I’m not upset about my grandfather’s impending death. The man is in his nineties. He has fought in a big war, traveled far and wide and lost his spark a while ago.
As far as I know, he has been a most remarkable, caring husband. I remember him telling about his return from the war, seeing his fiancée (my grandmother) in the harbour. His face lit up, his eyes shone.. When my grandmother’s brain was slowly, irreversibly damaged by a rare syndrome, he was always by her side. He cared for her at home. By himself. Day and night.
He walked her to the bathroom whenever she said she had to go. Even when the syndrome caused her to be disoriented and lose track of time and she insisted that she had to go every five minutes he would put down whatever he was doing and help her. I know for a fact that for weeks upon weeks she was so worried about being incontinent that the two of them spent more time slowly shuffling back and forth between the bathroom and my grandmother’s chair than they spent doing anything else. An average bathroom trip starting taking twenty minutes, because the syndrome made her lose her motor skills and balance.
When she lost her ability to maintain a healthy sleeping pattern, he sat up with her whenever she was awake. The syndrome also caused dementia, but he dealt with it all. Only when his own health began to fail, did he, under pressure of his children, allow professionals to care for her. Even then, he visited her twice a day to help her eat and give her company.
It was sad to see how fast his world shrunk after she died. He had lost touch with many people due to the intense care he had to give her. He no longer went to the chess and checkers tournaments that he used to frequent. Eventually he placed an ad and found himself a new female friend, but no one is sure if that actually made him happy. We know she is often angry with him. She’s consistently rude to his daughter, the one who has been his most devoted carer. She has been rude to grandpa’s sons too, and quite outspoken about the fact that she does not care for his family. However, if she is not included in everything, she throws tantrums.

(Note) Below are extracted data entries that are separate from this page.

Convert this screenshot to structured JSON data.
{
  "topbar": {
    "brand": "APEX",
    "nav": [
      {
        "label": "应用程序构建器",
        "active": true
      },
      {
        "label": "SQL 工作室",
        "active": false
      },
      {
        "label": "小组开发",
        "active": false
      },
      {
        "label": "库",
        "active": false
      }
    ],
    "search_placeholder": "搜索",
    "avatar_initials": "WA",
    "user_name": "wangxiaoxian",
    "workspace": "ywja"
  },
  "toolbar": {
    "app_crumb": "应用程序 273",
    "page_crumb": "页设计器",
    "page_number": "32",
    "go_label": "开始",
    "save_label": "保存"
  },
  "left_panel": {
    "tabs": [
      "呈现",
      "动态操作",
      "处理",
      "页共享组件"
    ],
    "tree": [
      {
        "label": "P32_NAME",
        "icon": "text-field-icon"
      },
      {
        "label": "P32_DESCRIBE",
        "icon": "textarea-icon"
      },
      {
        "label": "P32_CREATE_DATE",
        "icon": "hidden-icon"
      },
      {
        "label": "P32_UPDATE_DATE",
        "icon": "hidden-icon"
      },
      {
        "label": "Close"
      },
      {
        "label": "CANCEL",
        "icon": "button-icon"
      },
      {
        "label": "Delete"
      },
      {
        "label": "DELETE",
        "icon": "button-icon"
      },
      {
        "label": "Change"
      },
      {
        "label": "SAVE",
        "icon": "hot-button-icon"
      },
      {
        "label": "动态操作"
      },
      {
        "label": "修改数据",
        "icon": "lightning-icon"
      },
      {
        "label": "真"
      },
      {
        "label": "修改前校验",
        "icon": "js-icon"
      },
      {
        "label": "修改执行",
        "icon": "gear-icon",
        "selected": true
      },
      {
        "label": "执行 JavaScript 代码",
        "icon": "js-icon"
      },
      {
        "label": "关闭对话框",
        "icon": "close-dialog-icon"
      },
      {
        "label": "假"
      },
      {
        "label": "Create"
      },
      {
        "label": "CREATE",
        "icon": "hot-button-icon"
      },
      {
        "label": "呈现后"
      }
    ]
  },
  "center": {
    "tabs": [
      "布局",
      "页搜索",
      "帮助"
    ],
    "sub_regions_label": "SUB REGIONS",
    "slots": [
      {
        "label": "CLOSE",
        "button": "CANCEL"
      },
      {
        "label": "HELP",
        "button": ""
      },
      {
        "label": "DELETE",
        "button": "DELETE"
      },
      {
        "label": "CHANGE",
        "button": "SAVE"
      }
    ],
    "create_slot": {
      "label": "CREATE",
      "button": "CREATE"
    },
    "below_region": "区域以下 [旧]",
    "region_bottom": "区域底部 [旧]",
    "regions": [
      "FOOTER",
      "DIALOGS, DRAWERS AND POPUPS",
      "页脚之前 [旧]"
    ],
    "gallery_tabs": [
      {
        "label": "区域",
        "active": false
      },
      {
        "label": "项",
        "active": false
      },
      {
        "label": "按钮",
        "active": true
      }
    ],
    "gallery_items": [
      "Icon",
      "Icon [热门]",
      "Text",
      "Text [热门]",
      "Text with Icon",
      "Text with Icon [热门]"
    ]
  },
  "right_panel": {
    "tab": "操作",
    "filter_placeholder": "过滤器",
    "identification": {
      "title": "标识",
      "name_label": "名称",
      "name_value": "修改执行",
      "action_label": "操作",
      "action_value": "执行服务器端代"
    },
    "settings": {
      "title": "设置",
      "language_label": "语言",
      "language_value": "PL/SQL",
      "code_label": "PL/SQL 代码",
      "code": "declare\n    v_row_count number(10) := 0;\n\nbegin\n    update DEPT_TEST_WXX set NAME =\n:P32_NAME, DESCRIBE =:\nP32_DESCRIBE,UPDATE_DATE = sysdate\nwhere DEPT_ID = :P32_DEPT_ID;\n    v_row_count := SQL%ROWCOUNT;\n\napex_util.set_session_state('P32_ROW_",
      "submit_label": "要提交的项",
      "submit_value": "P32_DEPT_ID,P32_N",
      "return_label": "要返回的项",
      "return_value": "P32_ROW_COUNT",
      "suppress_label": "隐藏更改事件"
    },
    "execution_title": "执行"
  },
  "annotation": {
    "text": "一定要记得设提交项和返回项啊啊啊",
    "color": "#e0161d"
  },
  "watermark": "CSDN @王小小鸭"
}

Hopefully we’ll be able to bring grandpa elsewhere from the hospital. It’s very unlikely that he’ll be able to live alone again, so if we’re advised to take him to a care facility, we would be able to bring him closer to us (and, simultaneously closer to his other sons and daughter).
While I don’t feel sad about losing my grandfather soon, I feel bad for my dad. If I can feel the shift in the family tree, then how must he feel? He’ll have no parents left alive. He has my mum, though. Yet another good marriage where the spouses feel that caring for each other is such a normal thing to do.
And that is how my grandfather’s failing health leads me to think about how lucky I am with my family and how fortunate I am that I have found a spouse with whom I firmly believe I can have a marriage in the tradition of my family.